Seriously: why was Sweet dressed as Captain Homer Jackson?
The jokes weren’t funny. The “humorous” graffiti daubed on the trio’s house wasn’t big or clever, and the anachronistic in-on-it nods to the audience — “It’s World War I you idiot” — were simply tedious.
Watch Horrible Histories instead. It’s much, much funnier.
The same night TVClaw watched the premiere of fellow Inbetweener Blake Harrison’s new show, Big Bad World.
It’s got a better cast and had a much more promising opener, but still hits some bum notes. (And not just the shock of seeing Caroline Quentin playing the mother of a bona fide grown up. Gary’s off making babies with the hot chick on Doc Martin, but Dorothy’s mother to a 35-year-0ld. Go figure.)

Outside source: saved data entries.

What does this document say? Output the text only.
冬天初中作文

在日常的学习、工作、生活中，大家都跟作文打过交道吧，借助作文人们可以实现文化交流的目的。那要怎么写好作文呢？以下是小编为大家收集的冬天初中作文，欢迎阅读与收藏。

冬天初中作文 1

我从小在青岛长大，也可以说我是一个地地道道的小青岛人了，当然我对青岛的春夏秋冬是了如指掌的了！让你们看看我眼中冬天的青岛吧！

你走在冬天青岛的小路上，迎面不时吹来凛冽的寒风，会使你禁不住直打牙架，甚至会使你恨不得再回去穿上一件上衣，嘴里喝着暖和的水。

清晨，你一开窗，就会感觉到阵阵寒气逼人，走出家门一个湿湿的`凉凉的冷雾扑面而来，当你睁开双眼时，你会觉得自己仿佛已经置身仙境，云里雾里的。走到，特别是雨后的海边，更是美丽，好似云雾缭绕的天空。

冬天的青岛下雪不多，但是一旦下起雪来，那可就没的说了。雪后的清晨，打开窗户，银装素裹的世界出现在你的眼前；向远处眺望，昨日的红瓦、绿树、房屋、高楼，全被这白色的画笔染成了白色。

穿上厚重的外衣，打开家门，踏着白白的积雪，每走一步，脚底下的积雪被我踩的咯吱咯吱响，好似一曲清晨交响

Lots of TV shows — most famously Seinfeld — got off to clunky starts and low ratings, but gradually found their rhythm and voice. It all got us thinking: would Chickens and Big Bad World have benefited from being filmed in front of live studio audiences?
Lack of pace and poor timing from the actors is often minimised by hearing someone in the audience just getting the joke or groaning at how bad it is. Can you imagine The Young Ones or Black Adder without people cracking up in the background?
More importantly, if you’re performing crap jokes badly, in front of people who aren’t laughing, you know you have a problem to fix before the show airs.
The knowing, to-camera smiles and tics done so brilliantly in The Office don’t work for every show, so let’s stop pretending they do and bring back the audience.
It’s got to be cheaper than unleashing Bird et al. on the Cranford set and hoping for the best.